China agreed to steps toward reducing its politically volatile steel exports but avoided binding limits as leaders of major economies ended a summit Monday with a forceful endorsement of free trade and a crowded agenda that included the Koreas, Syria and refugees.
In a joint statement, President Barack Obama and Chinese President Xi Jinping and the leaders of Britain, Japan, Russia and other Group of 20 economies pledged to boost sluggish global growth by promoting innovation and to strengthen the global financial system.
In an effort to shore up public support for trade, they promised "inclusive growth" to spread the benefits of closer global integration more widely to millions of people who have been left behind by wrenching change. The pledge reflected a growing recognition that economic strains are fueling political tensions and a growing clamor to protect local industries.
Chinese leaders hope the two-day meeting will increase their influence in managing the global economy.

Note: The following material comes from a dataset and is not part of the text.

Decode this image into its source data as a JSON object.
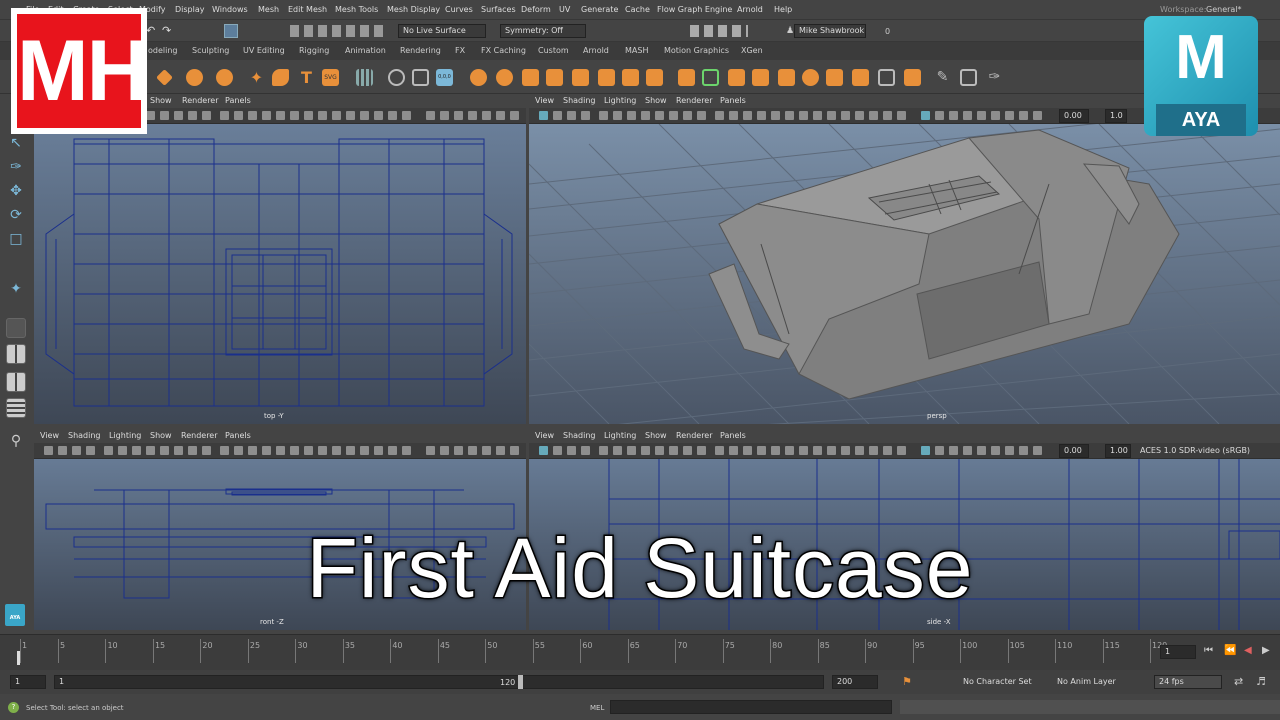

They have said they want the G-20, created to respond to the 2008 financial crisis, to take on a longer-term role regulating the global economy. The joint statement reflects that ambition by calling the G-20 the "premier forum" for economic cooperation.
Beijing made trade a theme of the gathering in this lakeside city southwest of Shanghai but faces complaints that a flood of low-cost Chinese steel into global markets threatens U.S. and European jobs, propelling the rise of political movements that promise to curb trade.
The joint statement calls for formation of a steel forum under the Organization for Economic Cooperation and Development to study excess production capacity.
In a concession to Beijing, the statement doesn't mention China by name and says excess steel capacity is a global issue, though U.S. and European officials say the vast Chinese state-owned industry, which accounts for half of worldwide output, is the root of the problem. Washington has hiked import duties by 500 percent on Chinese steel to offset what it says are improper subsidies.
Beijing promised in January to reduce steel production capacity by 100 to 150 million tons by 2020, a pledge Xi repeated Saturday ahead of the G-20 meeting. But that is half of China's estimated excess capacity of 300 million tons, so deeper cuts would be required to bring it in line with demand.
"The market is distorted by subsidies and other support measures, and that is the fundamental problem," said Japanese Prime Minister Shinzo Abe, according to broadcaster NHK.
The president of the European Union's governing body, Jean-Claude Juncker, called Sunday for the G-20 to take action on steel. He said the trade bloc will look at Beijing's response when deciding whether to grant China market economy status, which would make it harder to bring anti-dumping cases.
The creation of the global steel forum could help to ease strains between Beijing and its trading partners, said economist Rajiv Biswas of IHS. "It may help to reassure countries about tangible steps China is taking," he said.
Obama, Xi and other leaders called repeatedly during the meeting for governments to defend free trade.
"The benefits of trade and open markets must be communicated to the wider public more effectively," said the joint statement.
The World Trade Organization is forecasting global trade growth this year at just 2.8 percent — its fifth year below 3 percent. The International Monetary Fund has cut its outlook for global economic growth to 3.1 percent.
Despite the joint statement's positive language, the G-20 is unlikely to be able to do much to boost trade or economic growth, Biswas said. He noted that talks on Obama's TPP initiative for Asia-Pacific governments and a U.S.-European pact have slowed or stalled, while Britain is wrestling with the effects of its June vote to leave the EU and other economies, including Russia and Nigeria, are in recession.
"On the global growth front, I would say it is hard for the G-20 to come up with a coordinated action plan because many of the countries are caught up in domestic issues," Biswas said.
The summit was frequently overshadowed by other concerns and got off to a rocky start Saturday when there was no staircase at the airport for Obama to exit his plane. The president used an alternative exit, but quarrels with Chinese officials broke out on the tarmac and at other venues over access by U.S. officials and the traveling press.
Heavy security for the event brought Hangzhou, a city of 2.5 million people, to a standstill and left downtown streets deserted.
On Monday, North Korea added to the drama by firing three ballistic missiles off its east coast.
The U.S. says that and other recent tests violate U.N. Security Council resolutions and pose a threat to aircraft and ships nearby.
At about the same time, Xi was in Hangzhou telling his South Korean counterpart, Park Gyun-hye, that China opposes plans to deploy a U.S. anti-missile system in South Korea.
China has previously warned against Seoul's decision to base the U.S. Terminal High Altitude Area Defense, or THAAD, system south of the South Korean capital, Seoul. But Monday marked the first time Xi raised the issue directly with Park.
Beijing complains the system will allow the U.S. military to peer deep into northeastern China.
Another key issue at the meeting was Britain's vote to leave the 28-nation EU trade bloc, seen by some analysts as the first in a wave of moves by governments to withdraw from free trade.
British Prime Minister Theresa May, who took office after the referendum, spent much of the summit trying to reassure other governments that Britain was not isolating itself.
Russian President Vladimir Putin and his Turkish counterpart, Recep Tayypip Erdogan, met to discuss the conflict in Syria and to try to mend frayed relations.